Previous studies found that a small DC electrical current could attract anions to the anode in sandy soil, even with solute flow towards the cathode. Laboratory experiments were conducted in a vertical, partially saturated column with different soils to determine if nitrate transport could similarly be controlled using electrokinetic (EK) technology. Nitrate concentration, pH value, electrical potential difference, and soil water content were measured for three soils at selected times at different distances from the anode. Constant electrical current was applied to the system for 9 h, and measurements continued for a total of 48 h. The results demonstrated that nitrate can be strongly retained near the anode against gravity in sandy soil with an 80 mA (0.5 mA/cm2) current input. When the percentage of clay in the soil was increased, the EK effect on ion movement decreased; the transport of both ions and water were inhibited by fine clay particles. The loamy soil showed a slight increase in nitrate concentration near the anode, but the clayey soil showed no change. An increase in pH near the cathode was seen in all soils.
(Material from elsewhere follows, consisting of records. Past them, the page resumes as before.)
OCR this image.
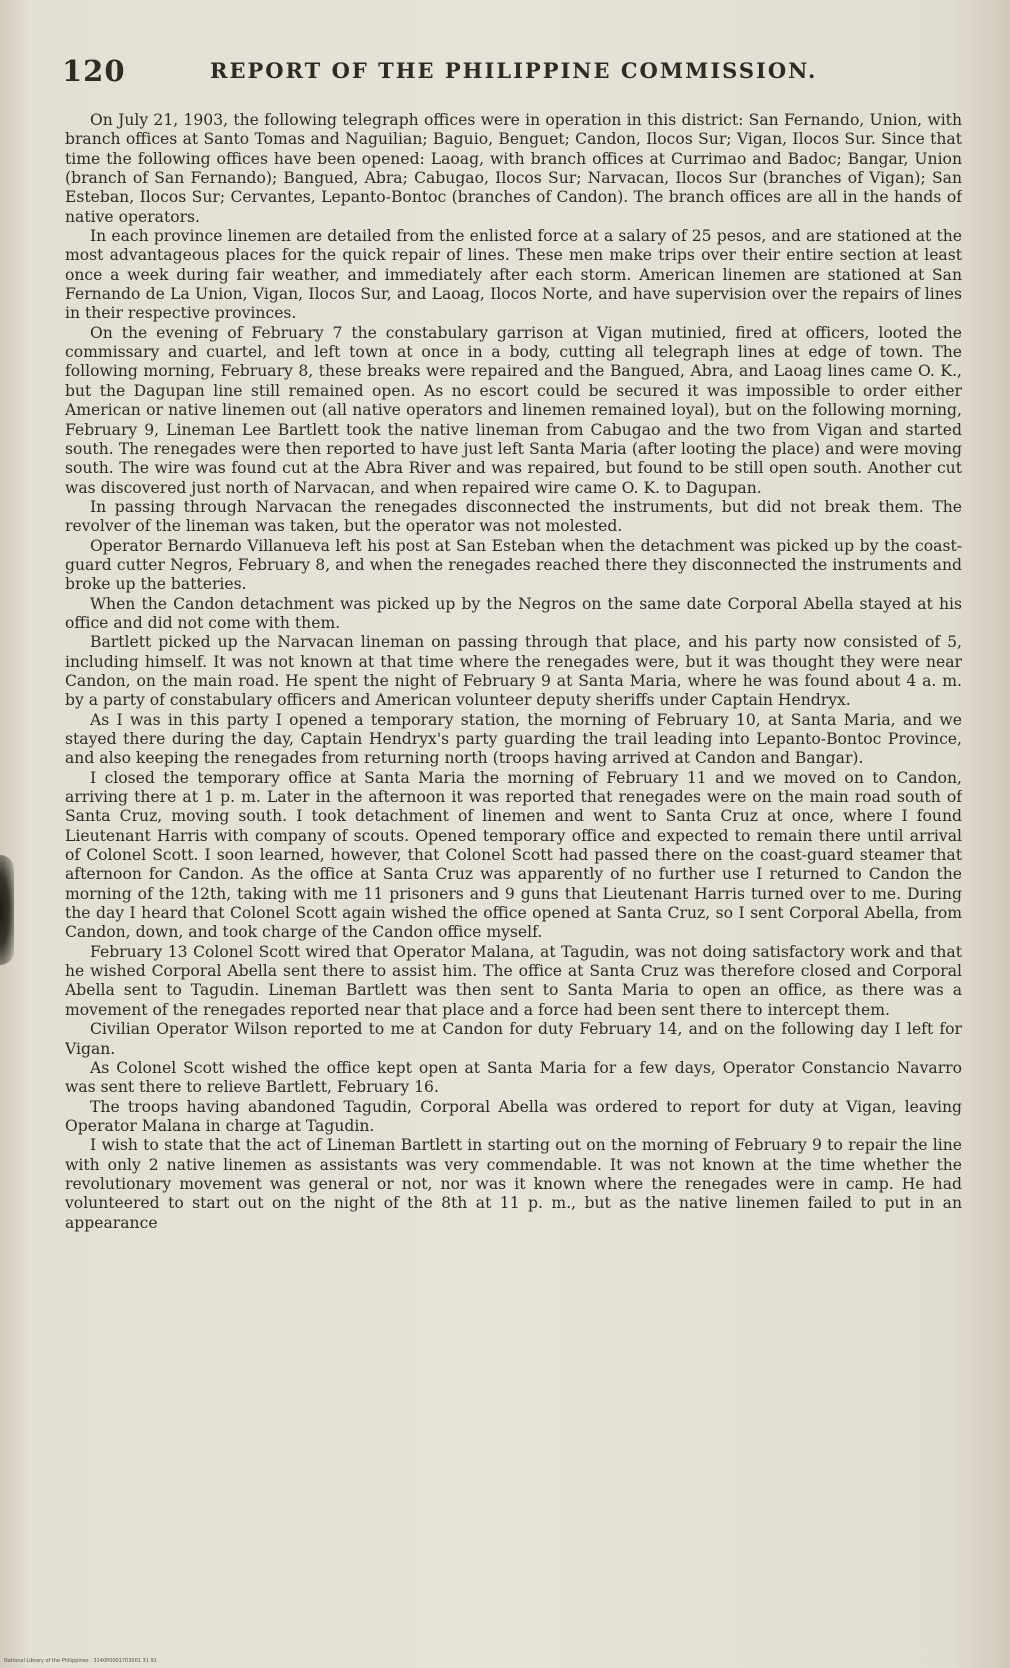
120	REPORT OF THE PHILIPPINE COMMISSION.

On July 21, 1903, the following telegraph offices were in operation in this district: San Fernando, Union, with branch offices at Santo Tomas and Naguilian; Baguio, Benguet; Candon, Ilocos Sur; Vigan, Ilocos Sur. Since that time the following offices have been opened: Laoag, with branch offices at Currimao and Badoc; Bangar, Union (branch of San Fernando); Bangued, Abra; Cabugao, Ilocos Sur; Narvacan, Ilocos Sur (branches of Vigan); San Esteban, Ilocos Sur; Cervantes, Lepanto-Bontoc (branches of Candon). The branch offices are all in the hands of native operators.

In each province linemen are detailed from the enlisted force at a salary of 25 pesos, and are stationed at the most advantageous places for the quick repair of lines. These men make trips over their entire section at least once a week during fair weather, and immediately after each storm. American linemen are stationed at San Fernando de La Union, Vigan, Ilocos Sur, and Laoag, Ilocos Norte, and have supervision over the repairs of lines in their respective provinces.

On the evening of February 7 the constabulary garrison at Vigan mutinied, fired at officers, looted the commissary and cuartel, and left town at once in a body, cutting all telegraph lines at edge of town. The following morning, February 8, these breaks were repaired and the Bangued, Abra, and Laoag lines came O. K., but the Dagupan line still remained open. As no escort could be secured it was impossible to order either American or native linemen out (all native operators and linemen remained loyal), but on the following morning, February 9, Lineman Lee Bartlett took the native lineman from Cabugao and the two from Vigan and started south. The renegades were then reported to have just left Santa Maria (after looting the place) and were moving south. The wire was found cut at the Abra River and was repaired, but found to be still open south. Another cut was discovered just north of Narvacan, and when repaired wire came O. K. to Dagupan.

In passing through Narvacan the renegades disconnected the instruments, but did not break them. The revolver of the lineman was taken, but the operator was not molested.

Operator Bernardo Villanueva left his post at San Esteban when the detachment was picked up by the coast-guard cutter Negros, February 8, and when the renegades reached there they disconnected the instruments and broke up the batteries.

When the Candon detachment was picked up by the Negros on the same date Corporal Abella stayed at his office and did not come with them.

Bartlett picked up the Narvacan lineman on passing through that place, and his party now consisted of 5, including himself. It was not known at that time where the renegades were, but it was thought they were near Candon, on the main road. He spent the night of February 9 at Santa Maria, where he was found about 4 a. m. by a party of constabulary officers and American volunteer deputy sheriffs under Captain Hendryx.

As I was in this party I opened a temporary station, the morning of February 10, at Santa Maria, and we stayed there during the day, Captain Hendryx's party guarding the trail leading into Lepanto-Bontoc Province, and also keeping the renegades from returning north (troops having arrived at Candon and Bangar).

I closed the temporary office at Santa Maria the morning of February 11 and we moved on to Candon, arriving there at 1 p. m. Later in the afternoon it was reported that renegades were on the main road south of Santa Cruz, moving south. I took detachment of linemen and went to Santa Cruz at once, where I found Lieutenant Harris with company of scouts. Opened temporary office and expected to remain there until arrival of Colonel Scott. I soon learned, however, that Colonel Scott had passed there on the coast-guard steamer that afternoon for Candon. As the office at Santa Cruz was apparently of no further use I returned to Candon the morning of the 12th, taking with me 11 prisoners and 9 guns that Lieutenant Harris turned over to me. During the day I heard that Colonel Scott again wished the office opened at Santa Cruz, so I sent Corporal Abella, from Candon, down, and took charge of the Candon office myself.

February 13 Colonel Scott wired that Operator Malana, at Tagudin, was not doing satisfactory work and that he wished Corporal Abella sent there to assist him. The office at Santa Cruz was therefore closed and Corporal Abella sent to Tagudin. Lineman Bartlett was then sent to Santa Maria to open an office, as there was a movement of the renegades reported near that place and a force had been sent there to intercept them.

Civilian Operator Wilson reported to me at Candon for duty February 14, and on the following day I left for Vigan.

As Colonel Scott wished the office kept open at Santa Maria for a few days, Operator Constancio Navarro was sent there to relieve Bartlett, February 16.

The troops having abandoned Tagudin, Corporal Abella was ordered to report for duty at Vigan, leaving Operator Malana in charge at Tagudin.

I wish to state that the act of Lineman Bartlett in starting out on the morning of February 9 to repair the line with only 2 native linemen as assistants was very commendable. It was not known at the time whether the revolutionary movement was general or not, nor was it known where the renegades were in camp. He had volunteered to start out on the night of the 8th at 11 p. m., but as the native linemen failed to put in an appearance

National Library of the Philippines · 3140P0001703001 31 91
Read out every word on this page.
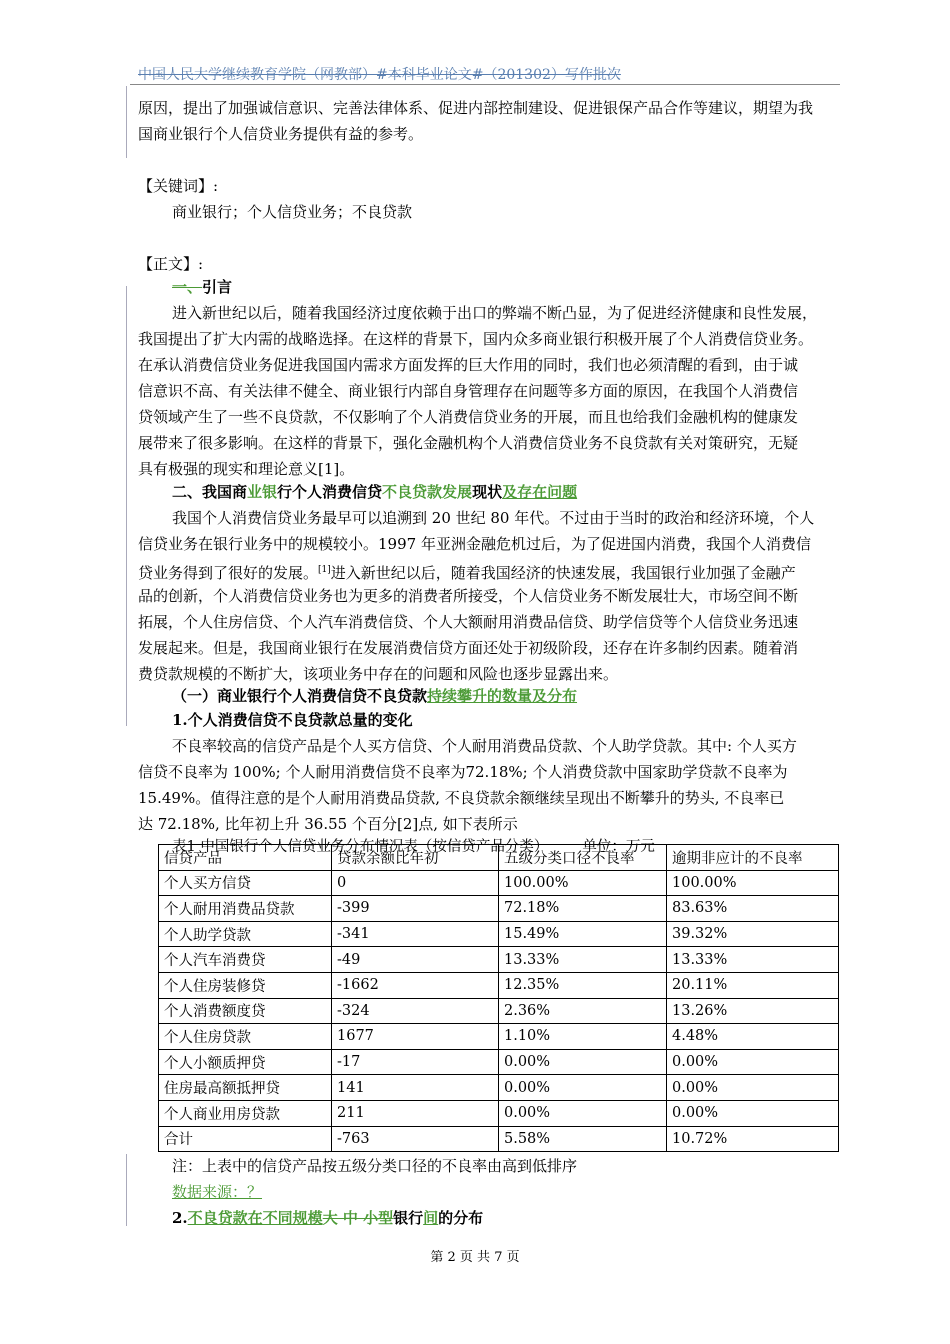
中国人民大学继续教育学院（网教部）#本科毕业论文#（201302）写作批次
原因，提出了加强诚信意识、完善法律体系、促进内部控制建设、促进银保产品合作等建议，期望为我
国商业银行个人信贷业务提供有益的参考。
【关键词】:
商业银行；个人信贷业务；不良贷款
【正文】:
一、引言
进入新世纪以后，随着我国经济过度依赖于出口的弊端不断凸显，为了促进经济健康和良性发展，
我国提出了扩大内需的战略选择。在这样的背景下，国内众多商业银行积极开展了个人消费信贷业务。
在承认消费信贷业务促进我国国内需求方面发挥的巨大作用的同时，我们也必须清醒的看到，由于诚
信意识不高、有关法律不健全、商业银行内部自身管理存在问题等多方面的原因，在我国个人消费信
贷领域产生了一些不良贷款，不仅影响了个人消费信贷业务的开展，而且也给我们金融机构的健康发
展带来了很多影响。在这样的背景下，强化金融机构个人消费信贷业务不良贷款有关对策研究，无疑
具有极强的现实和理论意义[1]。
二、我国商业银行个人消费信贷不良贷款发展现状及存在问题
我国个人消费信贷业务最早可以追溯到 20 世纪 80 年代。不过由于当时的政治和经济环境，个人
信贷业务在银行业务中的规模较小。1997 年亚洲金融危机过后，为了促进国内消费，我国个人消费信
贷业务得到了很好的发展。[1]进入新世纪以后，随着我国经济的快速发展，我国银行业加强了金融产
品的创新，个人消费信贷业务也为更多的消费者所接受，个人信贷业务不断发展壮大，市场空间不断
拓展，个人住房信贷、个人汽车消费信贷、个人大额耐用消费品信贷、助学信贷等个人信贷业务迅速
发展起来。但是，我国商业银行在发展消费信贷方面还处于初级阶段，还存在许多制约因素。随着消
费贷款规模的不断扩大，该项业务中存在的问题和风险也逐步显露出来。
（一）商业银行个人消费信贷不良贷款持续攀升的数量及分布
1.个人消费信贷不良贷款总量的变化
不良率较高的信贷产品是个人买方信贷、个人耐用消费品贷款、个人助学贷款。其中: 个人买方
信贷不良率为 100%; 个人耐用消费信贷不良率为72.18%; 个人消费贷款中国家助学贷款不良率为
15.49%。值得注意的是个人耐用消费品贷款, 不良贷款余额继续呈现出不断攀升的势头, 不良率已
达 72.18%, 比年初上升 36.55 个百分[2]点, 如下表所示
表1 中国银行个人信贷业务分布情况表（按信贷产品分类） 单位：万元
信贷产品	贷款余额比年初	五级分类口径不良率	逾期非应计的不良率
个人买方信贷	0	100.00%	100.00%
个人耐用消费品贷款	-399	72.18%	83.63%
个人助学贷款	-341	15.49%	39.32%
个人汽车消费贷	-49	13.33%	13.33%
个人住房装修贷	-1662	12.35%	20.11%
个人消费额度贷	-324	2.36%	13.26%
个人住房贷款	1677	1.10%	4.48%
个人小额质押贷	-17	0.00%	0.00%
住房最高额抵押贷	141	0.00%	0.00%
个人商业用房贷款	211	0.00%	0.00%
合计	-763	5.58%	10.72%
注：上表中的信贷产品按五级分类口径的不良率由高到低排序
数据来源：？
2.不良贷款在不同规模大 中 小型银行间的分布
第 2 页 共 7 页
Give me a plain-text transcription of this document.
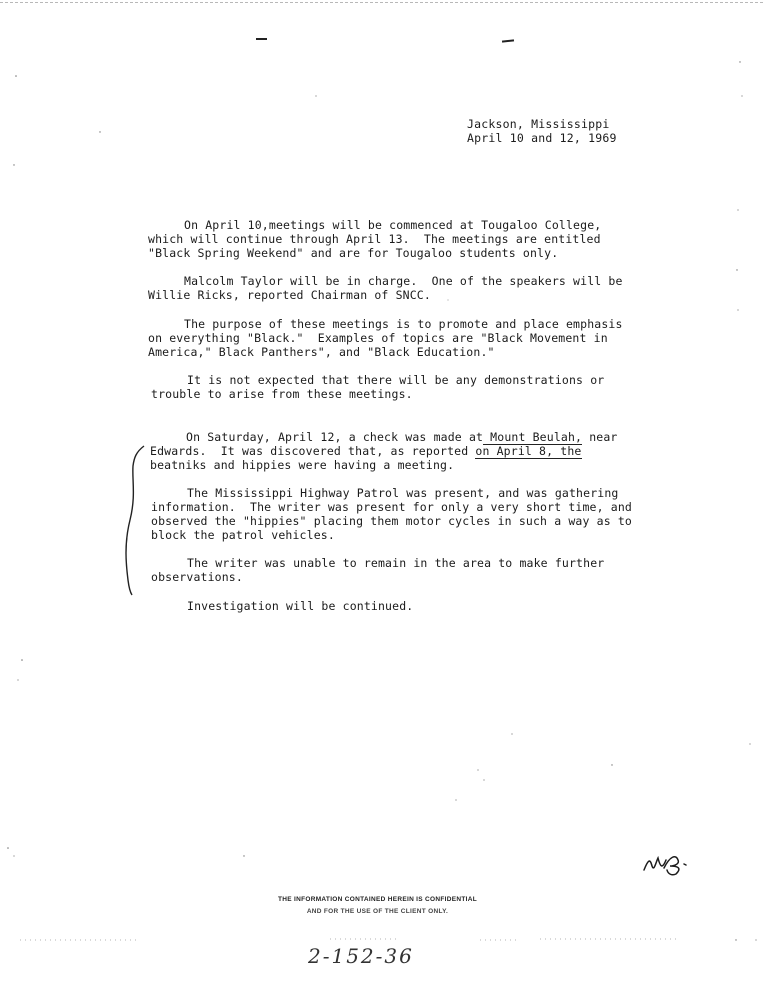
Jackson, Mississippi
April 10 and 12, 1969
On April 10,meetings will be commenced at Tougaloo College,
which will continue through April 13.  The meetings are entitled
"Black Spring Weekend" and are for Tougaloo students only.
Malcolm Taylor will be in charge.  One of the speakers will be
Willie Ricks, reported Chairman of SNCC.
The purpose of these meetings is to promote and place emphasis
on everything "Black."  Examples of topics are "Black Movement in
America," Black Panthers", and "Black Education."
It is not expected that there will be any demonstrations or
trouble to arise from these meetings.
On Saturday, April 12, a check was made at Mount Beulah, near
Edwards.  It was discovered that, as reported on April 8, the
beatniks and hippies were having a meeting.
The Mississippi Highway Patrol was present, and was gathering
information.  The writer was present for only a very short time, and
observed the "hippies" placing them motor cycles in such a way as to
block the patrol vehicles.
The writer was unable to remain in the area to make further
observations.
Investigation will be continued.
THE INFORMATION CONTAINED HEREIN IS CONFIDENTIAL
AND FOR THE USE OF THE CLIENT ONLY.
2-152-36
Water content for sandy soil was higher at the bottom of the column and lower at the top of the column, but for loam and clay soils, the lowest water content was found above the cathode near the bottom of the column. Electrical potential difference between the two electrodes showed that the sandy soil required the highest electrical potential difference to obtain the desired current level; loamy and clayey soils required less. For sandy soil, the highest potential difference was found near the top of the column, but for loam and clay soils, the highest electrical potential difference was measured near the bottom, next to the cathode, suggesting that these locations were the critical zones limiting electrical ion transport.